Hence i tried to look into frame 10:
frame 10
(gdb) frame 10
#10 0x00007f3354341204 in FactPatternMatch (theEnv=theEnv#entry=0x7f339c6e0970, theFact=0x7f333a05b2c0, patternPtr=0x7f33380e3ab0 , offset=offset#entry=5, markers=0x7f3339cd4d10, endMark=endMark#entry=0x7f3339cd4d10)

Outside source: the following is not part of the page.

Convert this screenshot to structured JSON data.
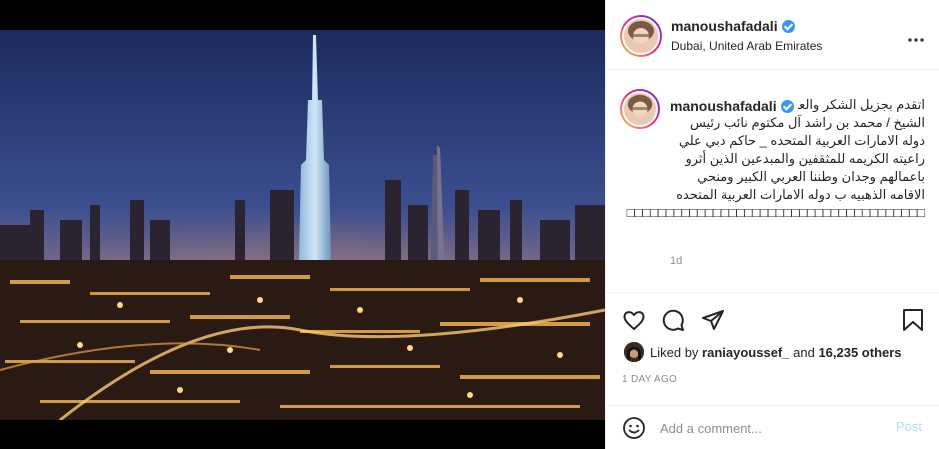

at /usr/src/debug/clips-6.30.0-0.25.20090722svn.fc35.x86_64/clips/factmch.c:243
243! { ProcessMultifieldNode(theEnv,patternPtr,markers,endMark,0); }
// look at the content of patternPtr=0x7f33380e3ab0
(gdb) p (factPatternNode) *0x7f33380e3ab0
$62 = {header = {firstHash = 0x7f3339018780, lastHash = 0x7f33399c8ac0, entryJoin = 0x7f33380e3b20, rightHash = 0x7f3338099a30, singlefieldNode = 0, multifieldNode = 1, stopNode = 1, initialize = 0, marked = 0, beginSlot = 0,
endSlot = 1, selector = 0}, bsaveID = 0, whichField = 4, whichSlot = 5, leaveFields = 0, networkTest = 0x0, nextLevel = 0x0, lastLevel = 0x7f33380e3a10, leftNode = 0x0, rightNode = 0x0}
// look at the content of entryJoin = 0x7f33380e3b20 and follow the join links
(gdb) p (joinNode) *0x7f33380e3b20
$63 = {firstJoin = 0, logicalJoin = 0, joinFromTheRight = 0, patternIsNegated = 0, patternIsExists = 0, initialize = 0, marked = 0, rhsType = 1, depth = 3, bsaveID = 0, memoryAdds = 4299, memoryDeletes = 4167, memoryCompares = 5006,
leftMemory = 0x7f33380b3d60, rightMemory = 0x0, networkTest = 0x7f33380e3c40, secondaryNetworkTest = 0x0, leftHash = 0x7f339c7f3b40, rightHash = 0x0, rightSideEntryStructure = 0x7f33380e3ab0, nextLinks = 0x7f33380b4ba0,
lastLevel = 0x7f33380e29d0, rightMatchNode = 0x0, ruleToActivate = 0x0}
(gdb) p (joinLink) *0x7f33380b4ba0
$64 = {enterDirection = 0 '\000', join = 0x7f33380e3cf0, next = 0x0, bsaveID = 0}
(gdb) p (joinNode) *0x7f33380e3cf0
$65 = {firstJoin = 0, logicalJoin = 0, joinFromTheRight = 0, patternIsNegated = 0, patternIsExists = 0, initialize = 0, marked = 0, rhsType = 1, depth = 4, bsaveID = 0, memoryAdds = 0, memoryDeletes = 0, memoryCompares = 0,
leftMemory = 0x7f33380b4bd0, rightMemory = 0x0, networkTest = 0x7f33380b92e0, secondaryNetworkTest = 0x0, leftHash = 0x7f33380b4990, rightHash = 0x0, rightSideEntryStructure = 0x7f33380e3210, nextLinks = 0x7f33380b47e0,
lastLevel = 0x7f33380e3b20, rightMatchNode = 0x7f33380e32b0, ruleToActivate = 0x0}
(gdb) p (joinLink) *0x7f33380b47e0
$66 = {enterDirection = 0 '\000', join = 0x7f33380e3e10, next = 0x0, bsaveID = 0}
(gdb) p (joinNode) *0x7f33380e3e10
$67 = {firstJoin = 0, logicalJoin = 0, joinFromTheRight = 0, patternIsNegated = 0, patternIsExists = 0, initialize = 0, marked = 0, rhsType = 0, depth = 5, bsaveID = 0, memoryAdds = 0, memoryDeletes = 0, memoryCompares = 0,
leftMemory = 0x7f33380b72a0, rightMemory = 0x0, networkTest = 0x0, secondaryNetworkTest = 0x0, leftHash = 0x0, rightHash = 0x0, rightSideEntryStructure = 0x0, nextLinks = 0x0, lastLevel = 0x7f33380e3cf0, rightMatchNode = 0x0,
ruleToActivate = 0x7f33380e3ec0}
// We are at the end, this should be the rule which is checked for activation?!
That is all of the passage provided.